Cumartesi, Temmuz 02, 2016

recep tayyip erdoğan'ın öldüğü gün yapılacaklar

Bu bir Ekşi Sözlük başlığı.
Sanırım, hiçbirşey yapmayacağım.
1960-2000 arasında yaşamımın ırzına geçen Kenan Evren, Süleyman Demirel, Necmettin Erbakan, Alparslan Türkeş öldüğünde hiçbirşey yapmadım çünkü.

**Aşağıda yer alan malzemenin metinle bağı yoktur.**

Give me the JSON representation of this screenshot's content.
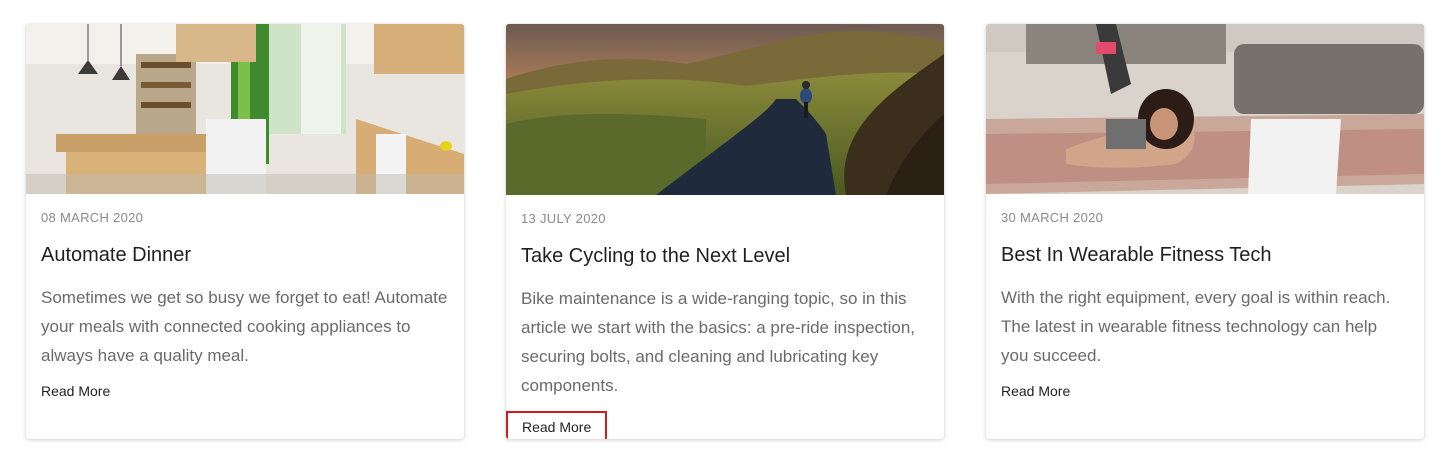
{
  "highlight_color": "#d41b1b",
  "cards": [
    {
      "image_desc": "modern-kitchen-image",
      "date": "08 MARCH 2020",
      "title": "Automate Dinner",
      "excerpt": "Sometimes we get so busy we forget to eat! Automate your meals with connected cooking appliances to always have a quality meal.",
      "read_more": "Read More"
    },
    {
      "image_desc": "cyclist-on-mountain-road-image",
      "date": "13 JULY 2020",
      "title": "Take Cycling to the Next Level",
      "excerpt": "Bike maintenance is a wide-ranging topic, so in this article we start with the basics: a pre-ride inspection, securing bolts, and cleaning and lubricating key components.",
      "read_more": "Read More"
    },
    {
      "image_desc": "woman-doing-pushups-image",
      "date": "30 MARCH 2020",
      "title": "Best In Wearable Fitness Tech",
      "excerpt": "With the right equipment, every goal is within reach. The latest in wearable fitness technology can help you succeed.",
      "read_more": "Read More"
    }
  ]
}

Hatta hiçbirşey hissetmedim.
Onlar kadar sorumlu hissettiğim Özal öldüğünde veya Çiller sağ iken de hiçbirşey hisstemiyorum.
Hissizleşmiş değilim.
Duygularımın yerini, düşüncelerim aldı artık.
Erdoğan gider, başkası gelir.
Ad Yıldırım gitti, soyad Yıldırım geldi örneğin. İkisi de, o şimdi başbakan ya da emret başbakanım durumu.

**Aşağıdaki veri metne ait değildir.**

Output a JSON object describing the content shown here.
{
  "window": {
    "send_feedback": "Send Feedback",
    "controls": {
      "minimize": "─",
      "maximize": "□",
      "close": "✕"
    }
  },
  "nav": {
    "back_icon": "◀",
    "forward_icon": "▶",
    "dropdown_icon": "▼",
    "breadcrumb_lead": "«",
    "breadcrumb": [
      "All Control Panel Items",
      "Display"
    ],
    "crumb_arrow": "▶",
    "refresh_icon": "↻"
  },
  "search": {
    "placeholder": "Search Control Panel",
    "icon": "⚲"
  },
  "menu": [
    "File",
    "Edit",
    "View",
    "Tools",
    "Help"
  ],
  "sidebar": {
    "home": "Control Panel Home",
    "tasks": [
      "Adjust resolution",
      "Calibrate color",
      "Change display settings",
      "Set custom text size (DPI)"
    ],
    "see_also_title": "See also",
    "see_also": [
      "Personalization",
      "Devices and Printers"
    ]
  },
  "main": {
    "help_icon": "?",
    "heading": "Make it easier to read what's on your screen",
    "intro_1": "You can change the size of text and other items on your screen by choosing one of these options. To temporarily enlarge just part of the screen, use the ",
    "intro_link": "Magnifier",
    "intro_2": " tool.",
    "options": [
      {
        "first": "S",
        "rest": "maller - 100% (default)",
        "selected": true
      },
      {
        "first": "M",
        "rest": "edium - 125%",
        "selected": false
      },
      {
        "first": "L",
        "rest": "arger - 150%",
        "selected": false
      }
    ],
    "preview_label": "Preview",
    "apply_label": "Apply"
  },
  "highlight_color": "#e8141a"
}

Peki, Erdoğan’ın öldüğünü görebilecek miyim?
Olağan koşullarda evet.
Ancak, mahkum olmamış olarak ölceğine eminim. Çünkü adını andıklarımın hepsi öyle oldu. Evren’in mahkumiyetinin pratikte hükmü yoktu. Erbakan ev hapsinde öldü diye de sevinmedim.
1960-1980 dördülünün, 1980-1983 Evren birinin, 1983-2013 liberalizm üçülünün 9 adam = 90 yıl TC’sinin parçası olduğunun bilincindeyim. 1960-1980 dördülü, 3 darbeci ile maç yapmışlardı.

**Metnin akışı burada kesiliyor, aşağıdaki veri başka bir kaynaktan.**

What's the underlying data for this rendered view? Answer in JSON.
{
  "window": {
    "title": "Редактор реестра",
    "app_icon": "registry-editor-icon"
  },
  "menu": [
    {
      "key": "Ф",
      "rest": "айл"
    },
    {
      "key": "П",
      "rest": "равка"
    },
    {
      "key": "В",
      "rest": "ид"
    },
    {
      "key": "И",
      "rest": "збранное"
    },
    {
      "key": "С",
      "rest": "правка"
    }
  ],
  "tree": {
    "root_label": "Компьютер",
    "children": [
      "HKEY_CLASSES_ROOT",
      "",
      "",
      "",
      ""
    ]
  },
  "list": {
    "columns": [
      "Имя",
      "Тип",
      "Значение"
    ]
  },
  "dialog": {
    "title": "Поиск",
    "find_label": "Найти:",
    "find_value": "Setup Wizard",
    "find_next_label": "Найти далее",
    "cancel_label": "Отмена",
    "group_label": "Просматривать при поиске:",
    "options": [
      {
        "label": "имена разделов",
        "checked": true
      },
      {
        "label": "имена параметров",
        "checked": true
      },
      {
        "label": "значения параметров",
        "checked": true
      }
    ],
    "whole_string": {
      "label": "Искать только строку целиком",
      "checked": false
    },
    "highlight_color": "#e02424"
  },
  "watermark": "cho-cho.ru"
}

Kılıdaroğlu’nun, Demirtaş’ın ve Bahçeli’nin Erodğan denli olumsuz kişiler olduğu kanısındayım. TC tarihinde ilk 4 tane ortadan daha sağda parti ortamını yarattı hepsi birden.
AB ve ABD sağı da, TC sağını hezimetle dövdü çoktan zaten.